JD: Can you tell me a little bit more about your thesis for your Ph.D.? What was the inspiration behind it?
SS: I went to Florida State for inorganic chemistry because of [Hunting’s] influence. Largely, it was something that I kind of fell in love with. So how you kind of pick your research adviser when you’re looking at your Ph.D. is kind of whose research seems interesting to you and who has space, obviously. Thomas Albrecht-Schoenzart [radio chemist and professor in the Department of Chemistry at the Colorado School of Mines] sparked my interest in this field of inorganic actinide chemistry.

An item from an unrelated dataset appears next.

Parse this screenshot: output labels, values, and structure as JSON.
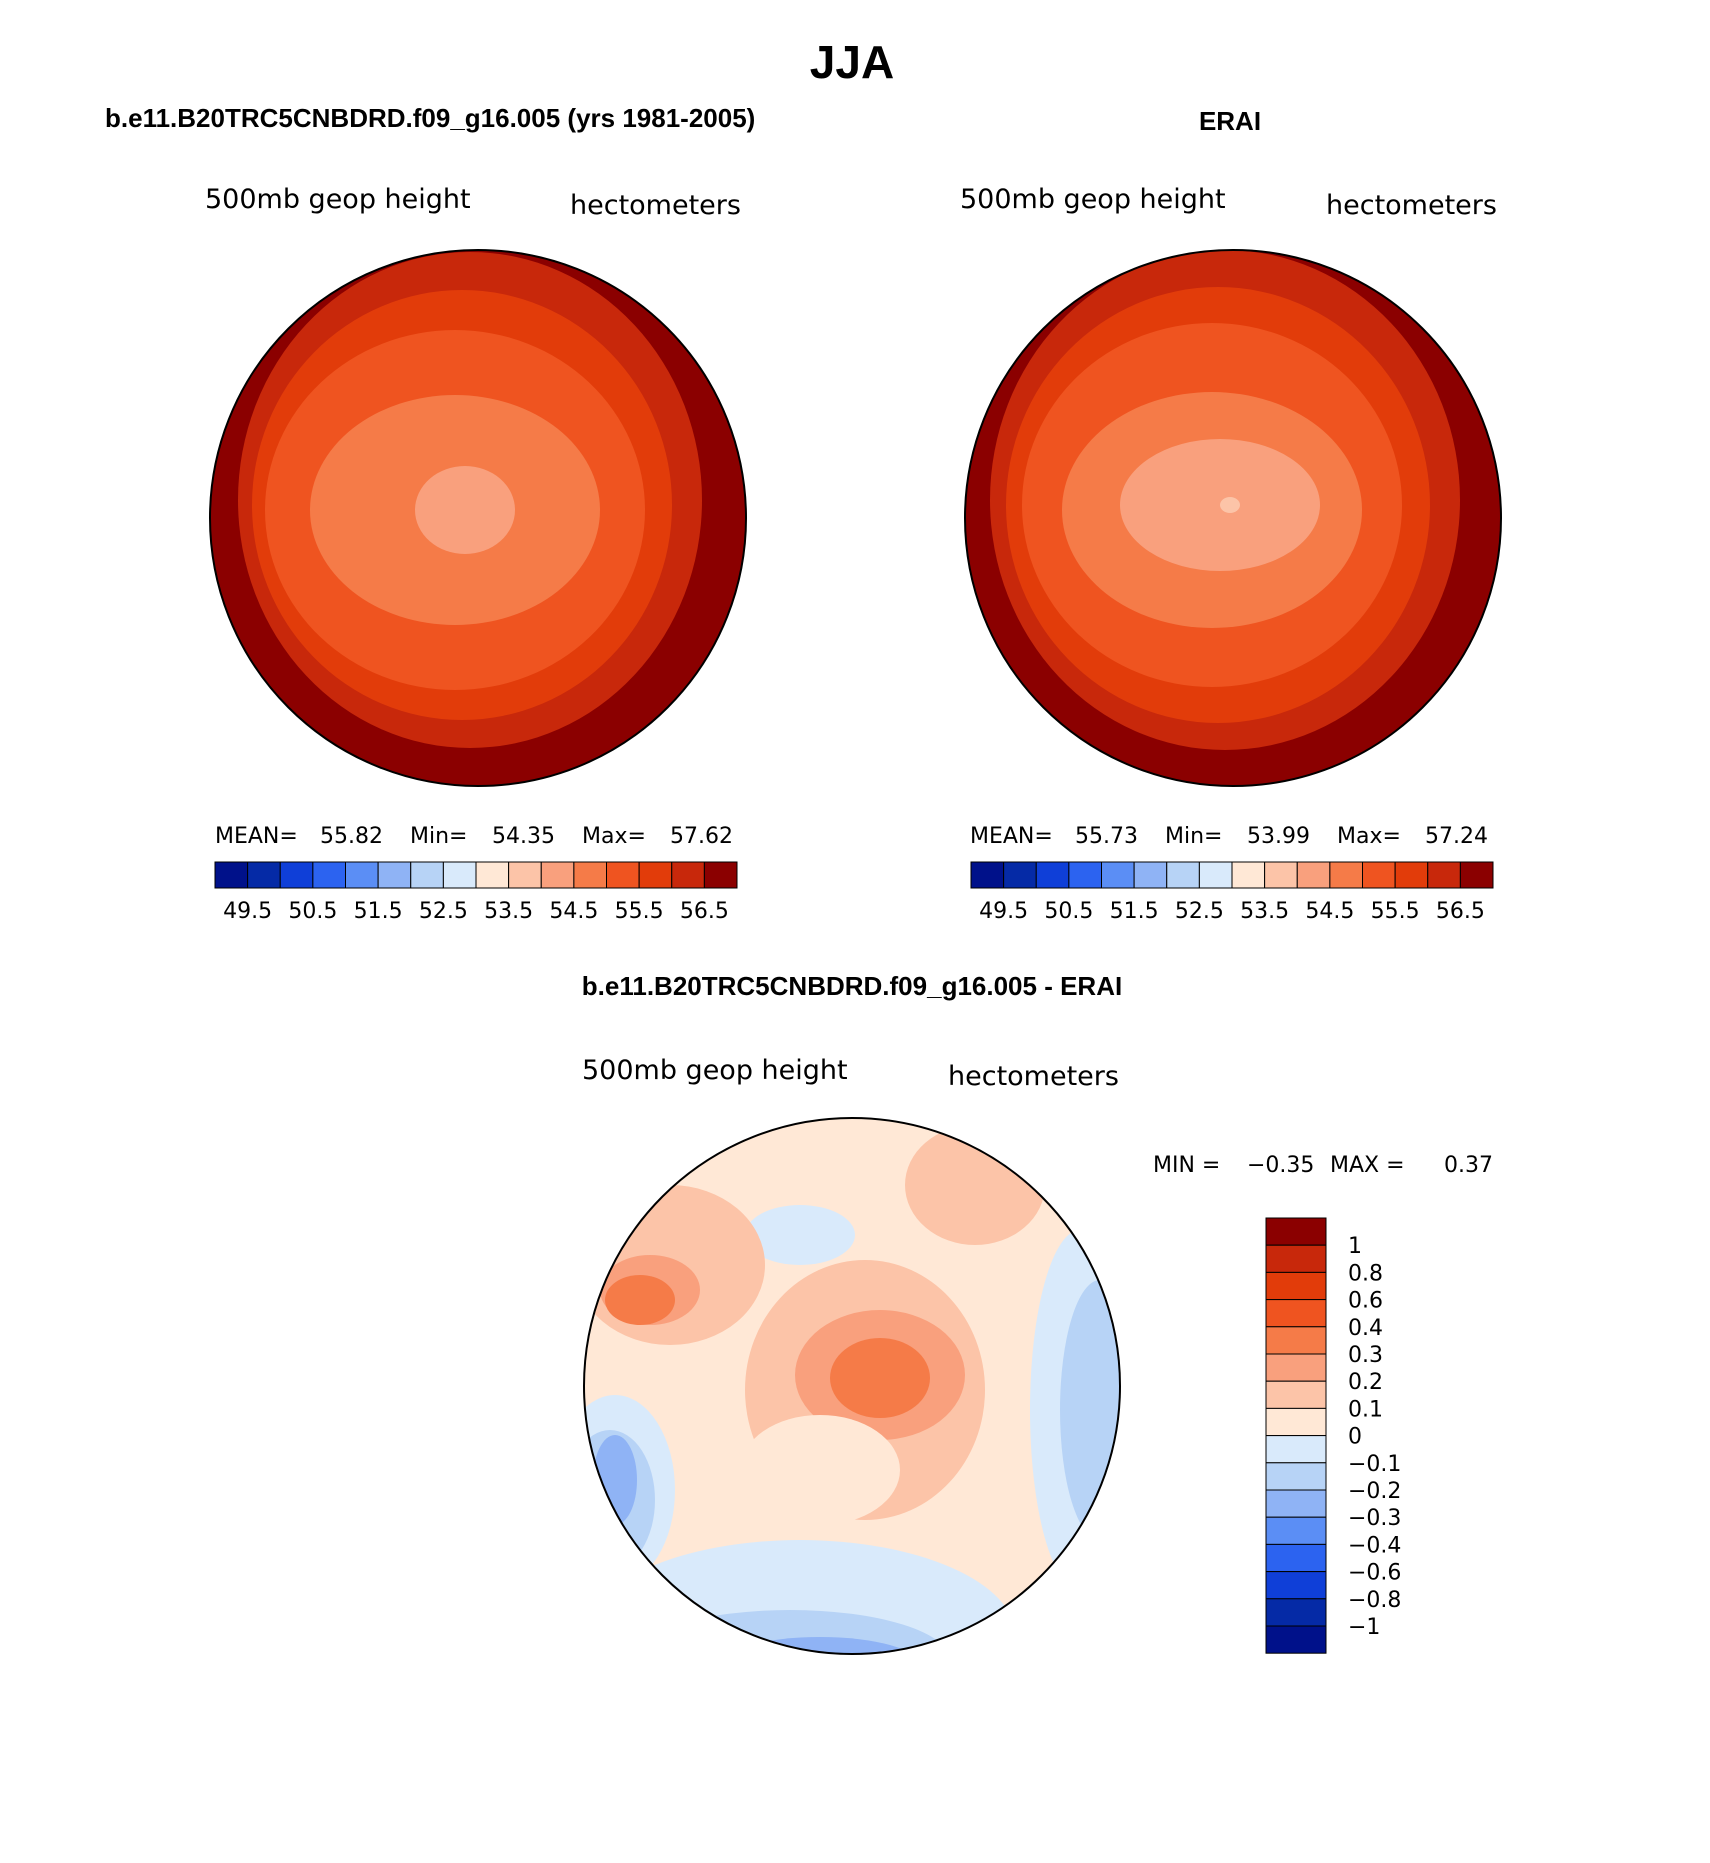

So my Ph.D. focused largely on californium coordination chemistry among the other actinides. It was an element, at the time, that there wasn’t much known about it. So we just started doing some basic chemistry and trying to figure out what it does with other elements, what it does in certain solvents or interacting with different molecules, and that’s kind of the basis of what I did.
JD: What has been the most interesting about researching californium so far?
SS: It’s an element that most people in the world will never see. It’s a pretty cool element — it glows green, kind of how you might expect something radioactive to look. The actinides are very underexplored and their chemistry isn’t well understood. So I think that it’s just exciting to me every day to get to work with things that we don’t really know that much about.